Нет! Всем своим существом я восстал против этой мысли. По тому, как Марина рассказывала, как слушала меня, по игре впечатлений на ее лице, по блеску умных глаз я видел, что она расстроена невероятностью пережитого, но ум ее здоров, и в душе нет никакой болезни.
Я ходил по комнате, курил и думал. Предположение о сне отпало. Оставалось одно: звуки, которые слышала Марина, действительно существовали, а не были плодом ее воображения. Может быть, это акустика.
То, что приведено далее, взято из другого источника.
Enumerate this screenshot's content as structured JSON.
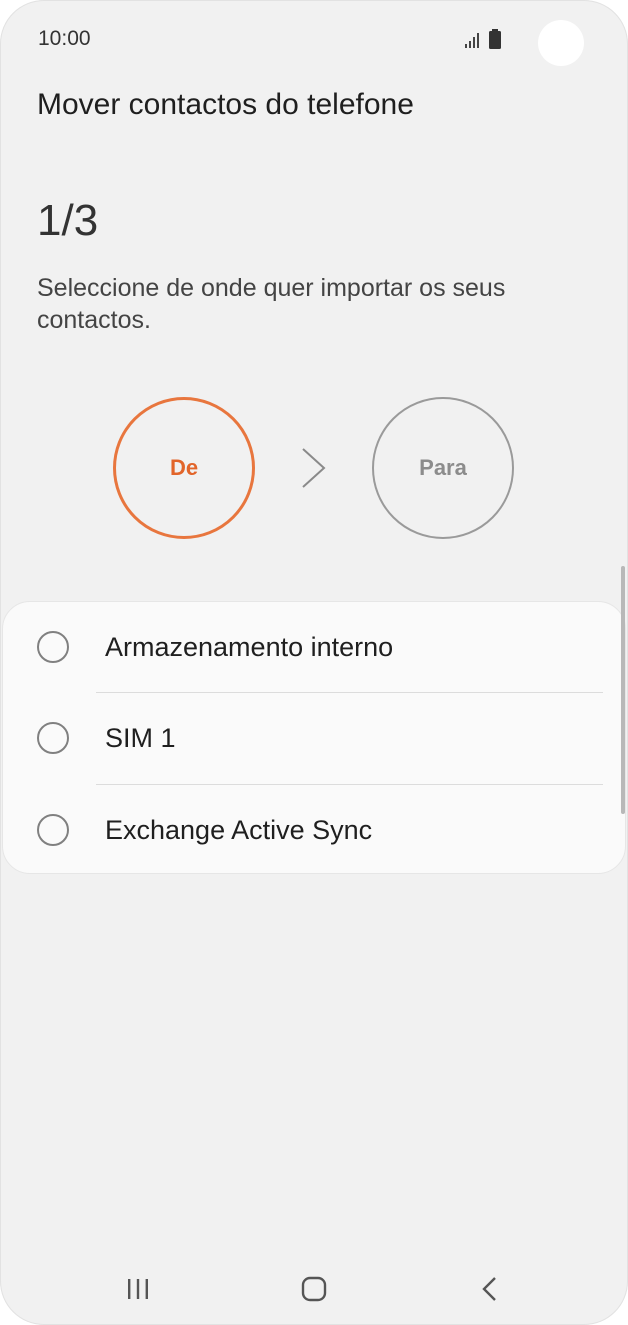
{
  "status_bar": {
    "time": "10:00",
    "icons": [
      "signal-icon",
      "battery-icon"
    ]
  },
  "header": {
    "title": "Mover contactos do telefone"
  },
  "step": {
    "counter": "1/3",
    "instructions": "Seleccione de onde quer importar os seus contactos.",
    "from_label": "De",
    "to_label": "Para",
    "active_color": "#e8763e",
    "inactive_color": "#9a9a9a"
  },
  "options": [
    {
      "label": "Armazenamento interno",
      "selected": false
    },
    {
      "label": "SIM 1",
      "selected": false
    },
    {
      "label": "Exchange Active Sync",
      "selected": false
    }
  ],
  "nav_bar": {
    "buttons": [
      "recent-apps-icon",
      "home-icon",
      "back-icon"
    ]
  }
}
Мне вспомнилось рассказы о старых замках с комнатами, в которые странными путями доносились звуки, слова из отдельных помещений; легенды о таинственных пещерах, где человеческая речь превращалась в крик множества голосов, а тиканье часов в некоторых точках подземного зала было слышно на расстоянии десятков метров. Строители театральных и концертных зал знают, как сложны и прихотливы законы акустики… Может быть, и тут, в этом старом польском замке были воспроизведены условия, при которых звуки могли переселяться из одной комнаты в другую, не теряя своей силы?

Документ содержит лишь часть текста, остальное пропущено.